31 ottobre 2014

Inghirlandandosi

A Villa Ghirlanda ci andai la prima volta per il matrimonio di mia sorella. In seguito, ci portai mia figlia piccolina a vedere uno spettacolo di burattini. Non immaginavo che, parecchi anni dopo, a Cinisello Balsamo ci sarei venuto a vivere.
Nel parco di Villa Ghirlanda, in questi anni, ho fatto tante passeggiate: familiari, romantiche, meditative... e negli ultimi mesi, più di qualche corsetta. All'interno della Villa non avevo messo più piede da quando la biblioteca comunale si traferì al Pertini. Stasera invece ci tornerò, a ballare tango, yuhu!

Só tozèro

Purdi nonpa tir efrédo
iomamman terodi te

Gambebra cinùnin trecio
che piustre tonon cenè

Nomipia cima cigodo
notipia ciopur seiqui

Purdi nonpa tir efrédo
noicia brace remco sì!

Link arancioni

Mettitelo bene in zucca, in una zucca scavata, quel lumino.
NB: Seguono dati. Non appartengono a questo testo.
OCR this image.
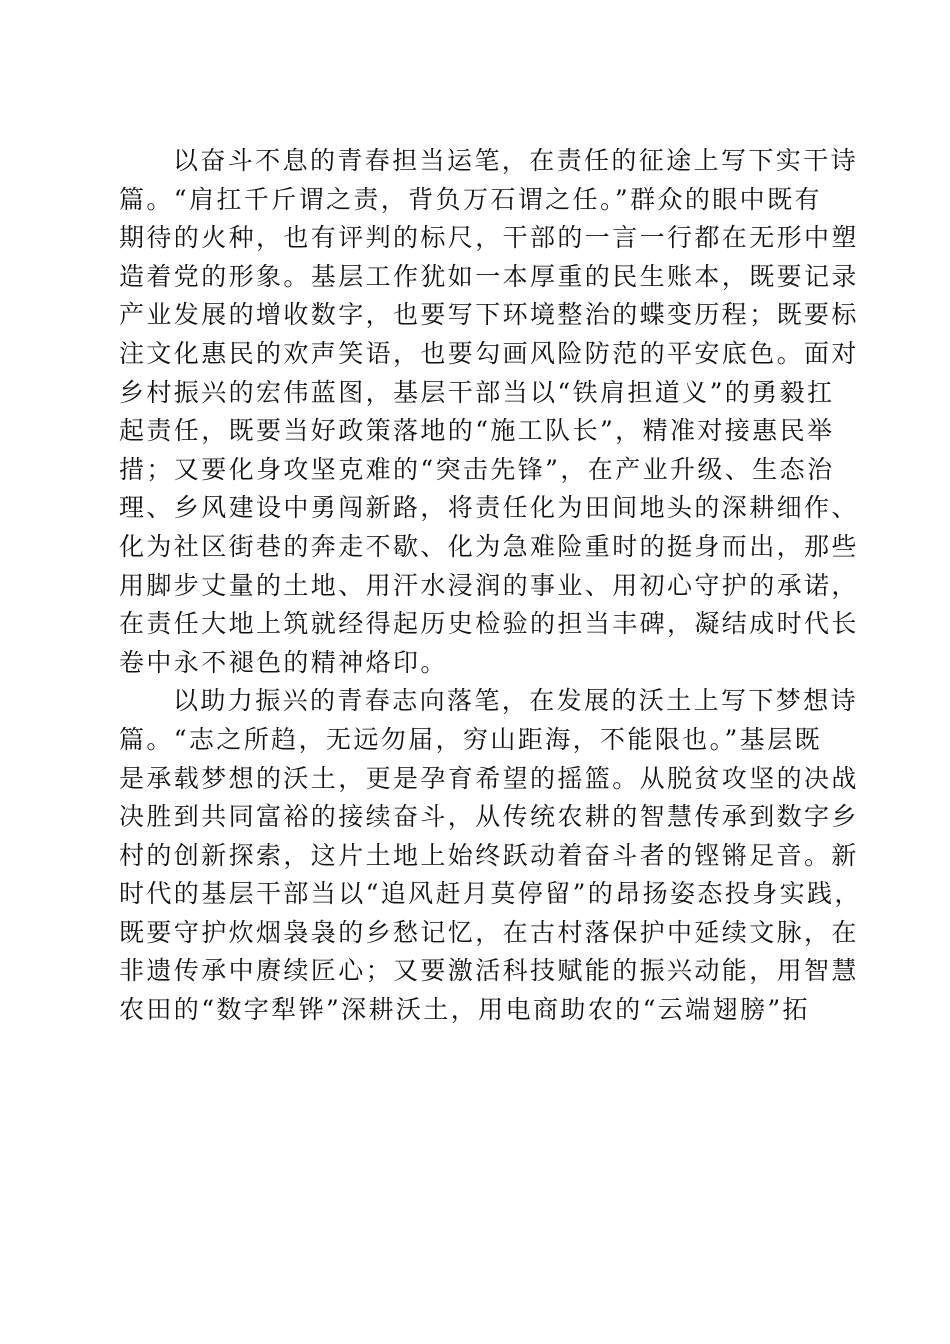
以奋斗不息的青春担当运笔，在责任的征途上写下实干诗
篇。“肩扛千斤谓之责，背负万石谓之任。”群众的眼中既有
期待的火种，也有评判的标尺，干部的一言一行都在无形中塑
造着党的形象。基层工作犹如一本厚重的民生账本，既要记录
产业发展的增收数字，也要写下环境整治的蝶变历程；既要标
注文化惠民的欢声笑语，也要勾画风险防范的平安底色。面对
乡村振兴的宏伟蓝图，基层干部当以“铁肩担道义”的勇毅扛
起责任，既要当好政策落地的“施工队长”，精准对接惠民举
措；又要化身攻坚克难的“突击先锋”，在产业升级、生态治
理、乡风建设中勇闯新路，将责任化为田间地头的深耕细作、
化为社区街巷的奔走不歇、化为急难险重时的挺身而出，那些
用脚步丈量的土地、用汗水浸润的事业、用初心守护的承诺，
在责任大地上筑就经得起历史检验的担当丰碑，凝结成时代长
卷中永不褪色的精神烙印。
以助力振兴的青春志向落笔，在发展的沃土上写下梦想诗
篇。“志之所趋，无远勿届，穷山距海，不能限也。”基层既
是承载梦想的沃土，更是孕育希望的摇篮。从脱贫攻坚的决战
决胜到共同富裕的接续奋斗，从传统农耕的智慧传承到数字乡
村的创新探索，这片土地上始终跃动着奋斗者的铿锵足音。新
时代的基层干部当以“追风赶月莫停留”的昂扬姿态投身实践，
既要守护炊烟袅袅的乡愁记忆，在古村落保护中延续文脉，在
非遗传承中赓续匠心；又要激活科技赋能的振兴动能，用智慧
农田的“数字犁铧”深耕沃土，用电商助农的“云端翅膀”拓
* * * * * * * * * * * * * * *

30 ottobre 2014

Sumo

Ciccioni e mostri sacri, mangiano quattordici volte più di te. Lottano grossi e forti: in meno di un minuto staranno in cielo o in terra.

--
Scritto su sollecitazione di Simone Righini. Ho usato twitter per limitare in automatico il numero di battute.

Apri grande!

Per quanto grande sia il tuo abbraccio, qualcuno ne resterà escluso*. Tienilo a mente onde evitare la frustrazione di non poter essere dappertutto e dotato d'un'ubiquità sentimentale trasmissibile in contemporanea a reti diversificate. Scelte, scelte, scelte: microscelte, quelle di ciascun singolo istante durante una festa, per esempio, o quelle delle piccole decisioni sui programmi quotidiani o settimanali; grandi scelte, quelle di ogni piccola o grande svolta nel percorso della vita, lineare o arzigogolato che sia; scelte che potranno essere definitive o revocabili, ma non senza lasciare in ogni caso segni e conseguenze. Tienilo a mente, dunque, ma non tenere il tuo abbraccio per te: continua ad aprirlo e aprilo grande. Come diceva una dentista chissà quanto tempo fa: Apri grande!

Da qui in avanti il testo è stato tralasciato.